一个闷热得令人窒息的清晨。
谣言,总比真相跑得更快。
尤其当它淬着毒,精准刺穿经济动荡下早已脆弱不堪的神经。
起初,它只是集市湿滑的鱼摊边,主妇们交头接耳的窃窃私语;
是乡村礼堂斑驳的阴影下,男人们吸着辛辣的丁香烟时,沉重的摇头叹息。
内容荒诞得像一出劣质戏剧,却在匮乏与不安的土壤里疯狂滋长:
“听说了吗?国库空了,政府要没收所有银行存款,拿去还外国佬的债!”
“真的?我表兄在市政厅做事,听他长官也这么嘀咕……”
“真主啊!那是我攒了十年给儿子娶媳妇的钱!”
“还等什么?快去取出来!晚了就什么都没了!”
疑虑像霉菌,在潮湿闷热的空气里悄悄扩散。
最初只是几个将信将疑的人,揣着被汗水浸得发软的存折,脚步迟疑地走向街角那家绿色的国有银行分行。

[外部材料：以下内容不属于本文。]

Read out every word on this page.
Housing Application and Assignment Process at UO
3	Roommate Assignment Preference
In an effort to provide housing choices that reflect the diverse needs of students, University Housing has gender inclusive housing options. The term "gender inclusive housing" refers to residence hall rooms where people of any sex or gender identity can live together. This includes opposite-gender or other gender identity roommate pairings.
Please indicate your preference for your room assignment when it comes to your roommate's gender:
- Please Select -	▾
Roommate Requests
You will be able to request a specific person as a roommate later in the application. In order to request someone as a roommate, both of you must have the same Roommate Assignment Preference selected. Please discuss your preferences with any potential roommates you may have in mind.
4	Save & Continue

他们或许只想确认,或许只想取出一点点现金,压在箱底,换来一夜安眠。
银行职员打着哈欠,带着官僚机构特有的迟缓办理业务,并未察觉异样。
但恐慌是一种能自我繁殖的病毒。
当第一个人攥着皱巴巴的卢比钞票,安然走出银行大门时,观望者的眼神变了。
“看,他取出来了!没事!”
低语变成了确信的宣告。
并未打消疑虑,反而让第二个、第三个人开始加入队伍,无形的焦虑便如野火般窜起,迅速吞噬了残存的理智。
人群开始聚集。
汗味、尘土味、廉价香皂味,与空气中愈发浓重的躁动不安混杂在一起。
队伍像有了生命般蠕动,膨胀,从柜台蜿蜒到门口,又蛇一样扭动着爬向烈日灼烧的街道。
“快点!轮到我了!”
“我要全部取出来!今天还能取吗?”
“会不会限额了?!”
声音越来越高,越来越尖利。
银行经理额上冒出冷汗,试图安抚,声音却像投入沸水的雪花,瞬间消失无踪。
他冲向电话,手指颤抖着拨号。
第一天,疑虑发芽。
第二天,恐慌绽放。
经过一夜发酵,谣言在口耳相传中长出了狰狞的翅膀和獠牙:
“不是没收,是要强制换新钱!旧卢比统统变废纸!”
“只有国有大银行会这样!私人小银行安全!”
“今天下午三点,铁门一拉,谁也取不到了!”
荒诞的猜测被镀上“内幕消息”的金边,在拥挤的巴士,烟雾缭绕的茶馆,嘈杂的礼堂飞速流窜。
更多的人涌向银行。
不再是犹豫的试探,而是狂乱的冲锋。
家庭主妇怀抱啼哭的婴孩,老人颤巍巍拄着拐杖,小商贩扔下摊子,所有人都涌向那扇象征着“安全”的玻璃门。
推搡,叫骂。
有限的现金迅速告罄。
“今日现金已提完”的牌子,被粗暴地挂出。
这块白底黑字的牌子,成了点燃炸药桶的火星。
“他们骗人!想把我们的钱吞掉!”
“开门!强盗!政府的强盗!”
一块砖头飞起,砸向光洁的玻璃橱窗。
“哗啦——!”
那声清脆的爆裂,像是一个信号。
长期被通货膨胀压榨,对庞大体制积郁的不满与无助,在这一刻,找到了一个脆弱的突破口。
第三天,海啸登陆。
现代通讯的电流与传统的人际网络,将东爪哇的恐慌以惊人的速度辐射出去。
长途巴士司机成了谣言的信使,嘈杂的本地电台滚动播放着“部分银行遭遇挤兑,当局呼吁冷静”的苍白声明——这声明在民众听来,无异于承认。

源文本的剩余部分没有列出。